I had a lightbulb moment this morning. Not bad given it was 6.30am. My husband had gotten up with the beasties at some even more ungodly hour. Before you wonder why I was up and not having a lie in, it's because I'd spent 5am to 5.45am trying to jam a duvet between me and son 2 who was determined to make pretty patterns on my back with his toenails.
Then son 1 arrived announcing that he couldn't find his one and only gogo and that he needed my help to find it. I asked whether he had looked under his pillow and blankets. He assured me he had. I sighed, hauled myself out of bed and went to his bed. There lying right in the middle of it was the missing gogo.
I pointed to it. He smiled sheepishly and said: 'I didn't see it'. Of course you didn't dear, because you are a boy. That means you are cursed with 'boy-looking', an evil affliction that will last a lifetime.
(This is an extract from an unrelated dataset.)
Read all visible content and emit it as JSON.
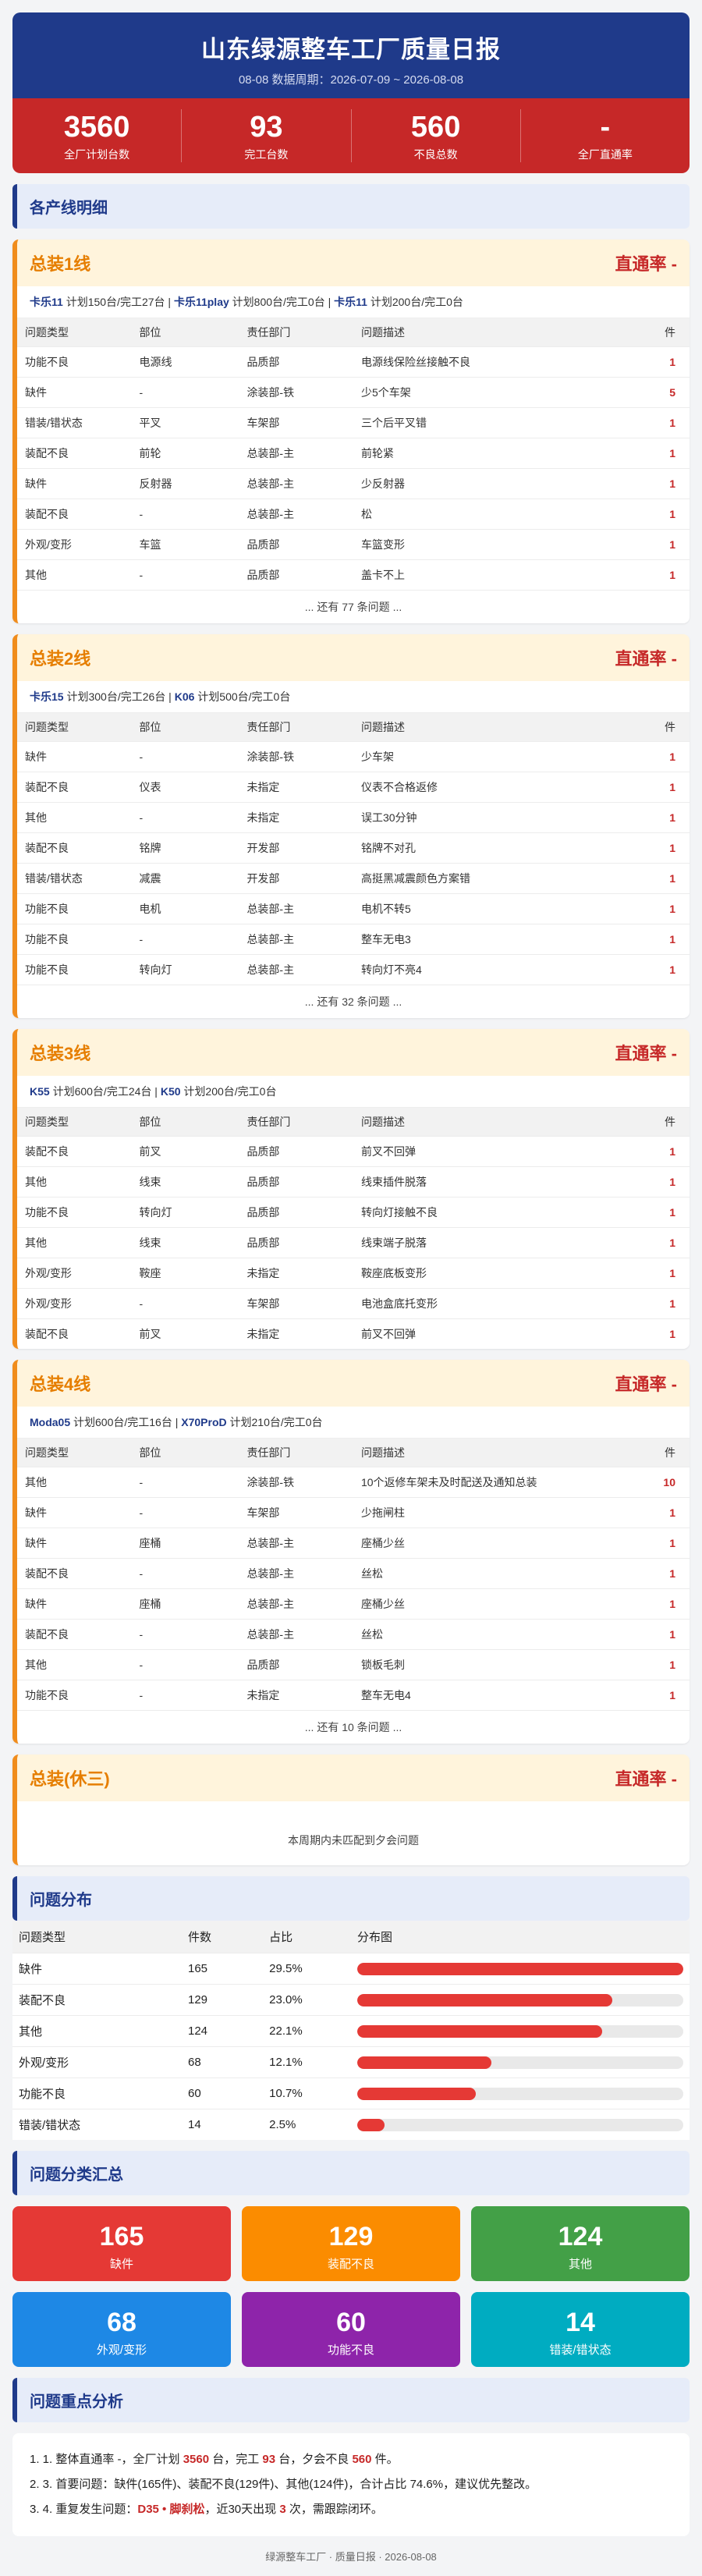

It means that one day when you're married you can yell to your wife that you don't know where the can opener is and she can yell back and say 'It's in the drawer where it always is' and you can deny that emphatically until your long suffering wife arrives, opens the drawer and points to the can opener lying right in front of your very eyes before picking it up and smacking the back of your head with it.
And so despite my husband getting up, I was now awake. I attempted to read but I needed caffeine. I arrived downstairs scowling, my hair sticking on end and looking like a grumpy womble. As I stumbled over to the kettle my children who had been playing contently with their father, noticed that I was there. There was no 'Good morning mummy' or anything of that ilk. No. The minute they saw their mother, like Pavlov's dogs responding to a bell, my children's stomach juices started going and out came the plaintive cry: 'I'm hungry'.
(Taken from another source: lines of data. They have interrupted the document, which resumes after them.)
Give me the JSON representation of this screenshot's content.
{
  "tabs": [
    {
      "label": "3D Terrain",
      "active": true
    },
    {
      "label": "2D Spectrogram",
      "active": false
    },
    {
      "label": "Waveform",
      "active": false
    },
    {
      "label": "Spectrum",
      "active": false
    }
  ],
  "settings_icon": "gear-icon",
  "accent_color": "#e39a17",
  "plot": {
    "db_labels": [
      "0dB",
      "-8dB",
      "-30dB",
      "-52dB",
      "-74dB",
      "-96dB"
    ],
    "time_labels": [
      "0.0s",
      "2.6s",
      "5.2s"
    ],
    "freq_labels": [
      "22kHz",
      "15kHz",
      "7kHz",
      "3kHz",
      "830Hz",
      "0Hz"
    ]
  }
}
And that's when my lightbulb moment happened. I looked incredulously at my husband and asked whether they'd mentioned being hungry until they saw me. 'Nope,' he said. At that instant I realised that to my children I am nothing more than a large box of cornflakes that wanders the house. I am the human embodiment of breakfast cereals. In fact, I am a life size representation of all food groups.
It all makes sense really. From their earliest days, their food literally came from my body in the form of breastmilk (not to mention the in utero feast they'd had for nine months). And since weaning them off me, I've still been the provider of food three times a day. So it's only natural that they associate me with food. I just hadn't realised quite how acute the programming was.
I might start viewing the loving smiles they bestow on me in a new light now. Whereas I used to think their affection was genuinely for me, it appears it might actually be because they're peckish and they're simply sizing me up as a large, juicy steak.